Second state of Taylor's rare map of the Western Reserve, including the Fire Lands.

 

Toward the end of the Revolutionary War, Connecticut set aside land at the west end of the Western Reserve to compensate those who had suffered from British raids. This area became known as the Fire Lands. In 1786, Connecticut relinquished all claim to western lands to the fledgling U.S. Government, except for a 120-mile strip along the south shore of Lake Erie, which was being reserved as compensation for land lost to Pennsylvania in the Wyoming Valley of the Susquehanna River. This land became known as the Connecticut Western Reserve. Connecticut began trying to sell it to raise money for the state's school system. A group of investors purchased the Western Reserve and incorporated themselves as the Connecticut Land Company for $1,200,000. This group then organized the Connecticut Land Company and hired agents to sell the land to those persons wishing to migrate.
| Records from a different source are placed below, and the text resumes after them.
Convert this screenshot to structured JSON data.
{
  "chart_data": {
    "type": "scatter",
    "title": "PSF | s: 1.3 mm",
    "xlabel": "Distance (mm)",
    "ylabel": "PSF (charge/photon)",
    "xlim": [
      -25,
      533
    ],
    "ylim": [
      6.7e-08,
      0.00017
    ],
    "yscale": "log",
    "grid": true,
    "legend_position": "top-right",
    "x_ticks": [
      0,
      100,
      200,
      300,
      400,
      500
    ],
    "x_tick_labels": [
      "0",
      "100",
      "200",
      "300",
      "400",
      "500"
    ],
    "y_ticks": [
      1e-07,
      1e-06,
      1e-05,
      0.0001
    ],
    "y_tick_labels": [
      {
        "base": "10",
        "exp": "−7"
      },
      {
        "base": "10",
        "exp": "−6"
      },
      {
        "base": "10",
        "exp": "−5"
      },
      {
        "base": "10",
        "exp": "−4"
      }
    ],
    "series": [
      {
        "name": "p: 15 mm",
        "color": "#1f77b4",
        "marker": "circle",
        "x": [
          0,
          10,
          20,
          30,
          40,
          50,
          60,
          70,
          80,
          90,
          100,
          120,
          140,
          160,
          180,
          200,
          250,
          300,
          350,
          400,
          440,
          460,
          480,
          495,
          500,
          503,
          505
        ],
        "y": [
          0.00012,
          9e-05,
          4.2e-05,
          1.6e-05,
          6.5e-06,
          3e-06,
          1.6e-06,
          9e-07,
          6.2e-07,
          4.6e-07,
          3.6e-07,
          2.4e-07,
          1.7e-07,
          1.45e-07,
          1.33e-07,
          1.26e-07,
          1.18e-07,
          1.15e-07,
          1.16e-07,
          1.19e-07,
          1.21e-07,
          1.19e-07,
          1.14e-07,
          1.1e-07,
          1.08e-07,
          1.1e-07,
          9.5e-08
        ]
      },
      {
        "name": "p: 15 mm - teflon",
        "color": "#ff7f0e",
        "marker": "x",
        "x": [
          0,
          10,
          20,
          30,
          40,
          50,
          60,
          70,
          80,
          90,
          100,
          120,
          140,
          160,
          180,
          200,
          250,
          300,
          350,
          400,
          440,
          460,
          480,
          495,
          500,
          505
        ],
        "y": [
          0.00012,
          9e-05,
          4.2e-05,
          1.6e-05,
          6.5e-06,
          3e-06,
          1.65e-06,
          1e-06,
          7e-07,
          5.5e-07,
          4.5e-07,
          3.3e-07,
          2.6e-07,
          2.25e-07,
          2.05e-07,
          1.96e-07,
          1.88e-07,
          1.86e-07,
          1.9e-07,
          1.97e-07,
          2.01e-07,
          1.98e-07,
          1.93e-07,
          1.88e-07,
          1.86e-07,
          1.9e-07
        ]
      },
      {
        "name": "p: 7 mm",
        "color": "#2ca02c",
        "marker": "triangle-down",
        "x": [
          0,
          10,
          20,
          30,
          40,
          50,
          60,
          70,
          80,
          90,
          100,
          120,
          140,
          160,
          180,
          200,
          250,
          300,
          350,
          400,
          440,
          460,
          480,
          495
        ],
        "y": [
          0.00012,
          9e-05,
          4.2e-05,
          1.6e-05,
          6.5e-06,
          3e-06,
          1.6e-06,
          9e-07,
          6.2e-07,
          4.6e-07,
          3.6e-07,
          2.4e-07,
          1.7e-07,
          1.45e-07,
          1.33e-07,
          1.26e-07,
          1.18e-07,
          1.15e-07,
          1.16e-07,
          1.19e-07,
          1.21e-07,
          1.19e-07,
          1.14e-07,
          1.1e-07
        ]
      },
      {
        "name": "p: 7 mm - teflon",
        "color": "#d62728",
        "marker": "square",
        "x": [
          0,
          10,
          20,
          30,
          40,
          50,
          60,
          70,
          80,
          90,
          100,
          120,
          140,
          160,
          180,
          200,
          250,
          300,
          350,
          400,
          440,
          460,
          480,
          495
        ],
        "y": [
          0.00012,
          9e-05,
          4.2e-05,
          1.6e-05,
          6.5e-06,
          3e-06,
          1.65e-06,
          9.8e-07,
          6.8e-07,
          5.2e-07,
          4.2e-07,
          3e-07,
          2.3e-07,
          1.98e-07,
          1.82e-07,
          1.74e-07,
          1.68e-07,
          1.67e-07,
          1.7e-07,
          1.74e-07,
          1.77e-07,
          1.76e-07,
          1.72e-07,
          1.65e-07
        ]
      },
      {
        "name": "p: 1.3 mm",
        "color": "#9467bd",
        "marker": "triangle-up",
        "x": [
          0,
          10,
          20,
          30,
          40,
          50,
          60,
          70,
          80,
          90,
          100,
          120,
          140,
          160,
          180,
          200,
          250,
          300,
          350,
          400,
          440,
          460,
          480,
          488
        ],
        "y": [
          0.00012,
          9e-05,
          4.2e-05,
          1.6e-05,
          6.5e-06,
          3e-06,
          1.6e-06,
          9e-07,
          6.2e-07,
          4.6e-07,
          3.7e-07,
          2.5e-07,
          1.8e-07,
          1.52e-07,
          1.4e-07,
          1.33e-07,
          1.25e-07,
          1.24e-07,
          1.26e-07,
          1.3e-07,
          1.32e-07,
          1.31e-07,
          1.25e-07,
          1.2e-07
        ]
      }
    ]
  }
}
An initial party, led by Moses Cleaveland, reached the site of what is now Cleveland, Ohio, in 1796. Like the lands west of the Appalachian Mountains generally, the Western Reserve was little-known, but was becoming an important part of the westward movement of settlers in the years following American independence.

The map illustrates court houses, meeting houses, cottages, mills, light houses, villages, county lines, roads and townships. The text below the map includes a marvelous historical note about the Western Reserve, beginning with the grant of the lands by King Charles the II to the colony of Connecticut in 1662.

Streeter refers to the map as the finest product of an Ohio engraver and pioneer printer. Streeter's attribution of the map to Savery Pitt is incorrect. The reference almost undoubtedly refers to William Savery (Savory), who worked as an engraver in Pittsburgh from 1819 onward. Rumsey (3816) describes the third state of the map, which was corrected to March 1833. Streeter owned copies of the first and third editions, but not this apparently unrecorded second edition, which is dated August 1832.

The first edition of the map was published by William Sumner in 1826, based upon a manuscript map originally prepared by Horace Kingsbury in 1820 and revised in 1823. The MacLean collection includes an 1825 manuscript edition of this map. Subsequent editions were published by Allen Taylor (1832 and 1833), Taylor and Company of Pittsburgh (1837), Ebenezer Hutchinson of Windsor County, VT (1843) and Taylor and Company (1850).

The present example has been folded into cloth covers and has several minor fold breaks, but is generally a very nice example of this highly important early map of Ohio. Rumsey 3816 (3rd State); Streeter Sale 1364 (1st State); 1371 (3rd State).